Independent schools are defined by their governance and financing. They are accountable to state and regional accrediting associations, boards of trustees, and to the parents who choose to send their children to independent schools. And while their goals are the same as public schools, that is, to foster and educate young people, Christian schools or private high schools operate very differently.
The defining distinction between public and private schools is their different sources of support. Public schools depend primarily on local, state, and federal government funds, while private schools are usually supported by tuition payments and sometimes by funds from other nonpublic sources such as religious organizations, endowments, grants, and charitable donations.

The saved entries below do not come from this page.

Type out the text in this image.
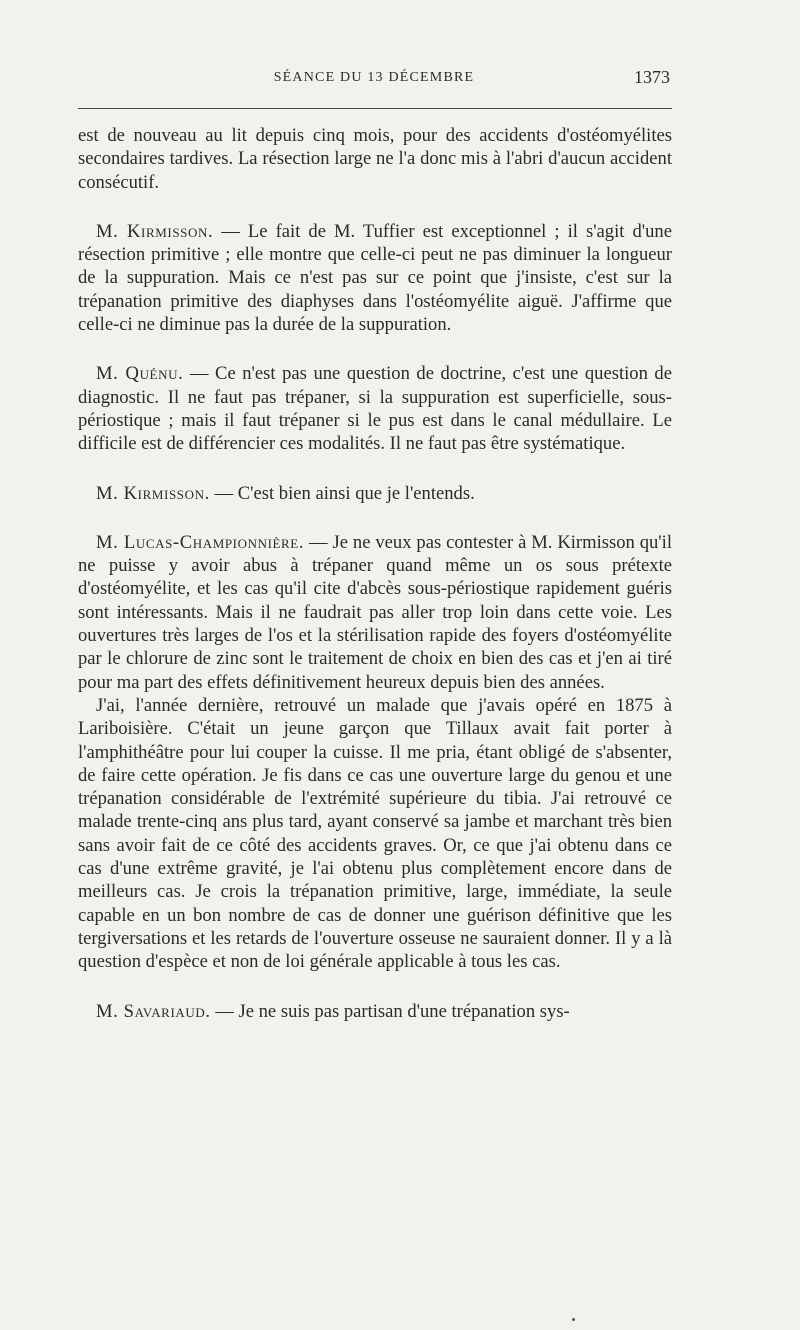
SÉANCE DU 13 DÉCEMBRE	1373

est de nouveau au lit depuis cinq mois, pour des accidents d'ostéomyélites secondaires tardives. La résection large ne l'a donc mis à l'abri d'aucun accident consécutif.

M. Kirmisson. — Le fait de M. Tuffier est exceptionnel ; il s'agit d'une résection primitive ; elle montre que celle-ci peut ne pas diminuer la longueur de la suppuration. Mais ce n'est pas sur ce point que j'insiste, c'est sur la trépanation primitive des diaphyses dans l'ostéomyélite aiguë. J'affirme que celle-ci ne diminue pas la durée de la suppuration.

M. Quénu. — Ce n'est pas une question de doctrine, c'est une question de diagnostic. Il ne faut pas trépaner, si la suppuration est superficielle, sous-périostique ; mais il faut trépaner si le pus est dans le canal médullaire. Le difficile est de différencier ces modalités. Il ne faut pas être systématique.

M. Kirmisson. — C'est bien ainsi que je l'entends.

M. Lucas-Championnière. — Je ne veux pas contester à M. Kirmisson qu'il ne puisse y avoir abus à trépaner quand même un os sous prétexte d'ostéomyélite, et les cas qu'il cite d'abcès sous-périostique rapidement guéris sont intéressants. Mais il ne faudrait pas aller trop loin dans cette voie. Les ouvertures très larges de l'os et la stérilisation rapide des foyers d'ostéomyélite par le chlorure de zinc sont le traitement de choix en bien des cas et j'en ai tiré pour ma part des effets définitivement heureux depuis bien des années.

J'ai, l'année dernière, retrouvé un malade que j'avais opéré en 1875 à Lariboisière. C'était un jeune garçon que Tillaux avait fait porter à l'amphithéâtre pour lui couper la cuisse. Il me pria, étant obligé de s'absenter, de faire cette opération. Je fis dans ce cas une ouverture large du genou et une trépanation considérable de l'extrémité supérieure du tibia. J'ai retrouvé ce malade trente-cinq ans plus tard, ayant conservé sa jambe et marchant très bien sans avoir fait de ce côté des accidents graves. Or, ce que j'ai obtenu dans ce cas d'une extrême gravité, je l'ai obtenu plus complètement encore dans de meilleurs cas. Je crois la trépanation primitive, large, immédiate, la seule capable en un bon nombre de cas de donner une guérison définitive que les tergiversations et les retards de l'ouverture osseuse ne sauraient donner. Il y a là question d'espèce et non de loi générale applicable à tous les cas.

M. Savariaud. — Je ne suis pas partisan d'une trépanation sys-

Traditionally, public schools are free to families, or rather, costs affiliated with sending a student to school is paid through local taxes. Independent schools rely on tuition, which varies considerably by grade or by religious association. Those receiving a Christian education are often privy to church related deductions if the student and their family are members of the church. However it is difficult to compare public and Norfolk private school expenditures because tuition often covers only part of the total spent.

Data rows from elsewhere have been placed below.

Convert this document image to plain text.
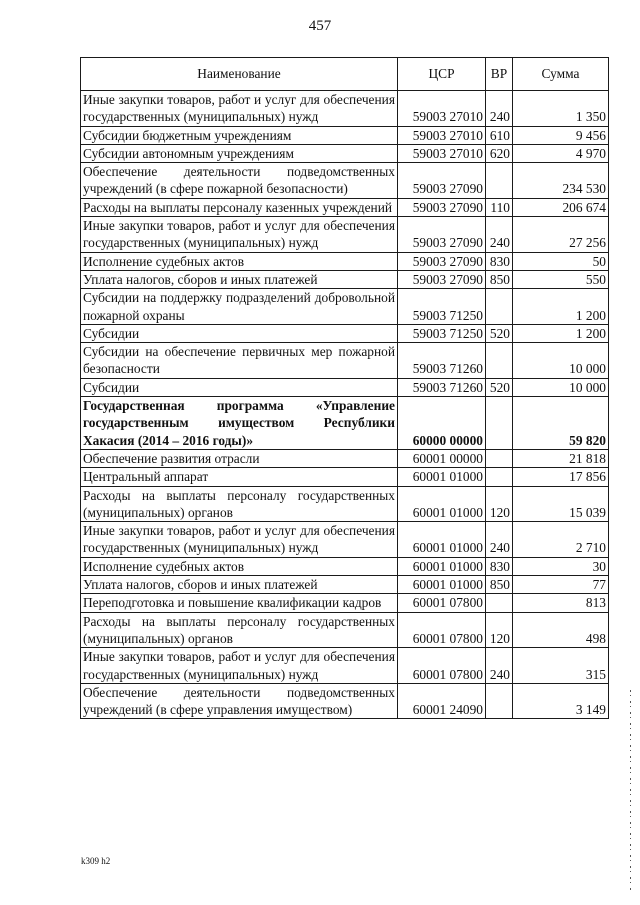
457
Наименование	ЦСР	ВР	Сумма
Иные закупки товаров, работ и услуг для обеспечения государственных (муниципальных) нужд	59003 27010	240	1 350
Субсидии бюджетным учреждениям	59003 27010	610	9 456
Субсидии автономным учреждениям	59003 27010	620	4 970
Обеспечение деятельности подведомственных учреждений (в сфере пожарной безопасности)	59003 27090		234 530
Расходы на выплаты персоналу казенных учреждений	59003 27090	110	206 674
Иные закупки товаров, работ и услуг для обеспечения государственных (муниципальных) нужд	59003 27090	240	27 256
Исполнение судебных актов	59003 27090	830	50
Уплата налогов, сборов и иных платежей	59003 27090	850	550
Субсидии на поддержку подразделений добровольной пожарной охраны	59003 71250		1 200
Субсидии	59003 71250	520	1 200
Субсидии на обеспечение первичных мер пожарной безопасности	59003 71260		10 000
Субсидии	59003 71260	520	10 000
Государственная программа «Управление государственным имуществом Республики Хакасия (2014 – 2016 годы)»	60000 00000		59 820
Обеспечение развития отрасли	60001 00000		21 818
Центральный аппарат	60001 01000		17 856
Расходы на выплаты персоналу государственных (муниципальных) органов	60001 01000	120	15 039
Иные закупки товаров, работ и услуг для обеспечения государственных (муниципальных) нужд	60001 01000	240	2 710
Исполнение судебных актов	60001 01000	830	30
Уплата налогов, сборов и иных платежей	60001 01000	850	77
Переподготовка и повышение квалификации кадров	60001 07800		813
Расходы на выплаты персоналу государственных (муниципальных) органов	60001 07800	120	498
Иные закупки товаров, работ и услуг для обеспечения государственных (муниципальных) нужд	60001 07800	240	315
Обеспечение деятельности подведомственных учреждений (в сфере управления имуществом)	60001 24090		3 149
k309 h2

Regarding curriculum, public school system education is designed with the needs of the general public in mind. Subjects such as math, English, science, social studies, and physical education are taught and the state sets learning and achievement standards via standardized testing. Private day schools generate their own curriculum and may offer more specialized courses. Independent schools often use a form of standardized testing as well.
Public school educators are required to be state certified, while independent school teachers may not be required to have state certification.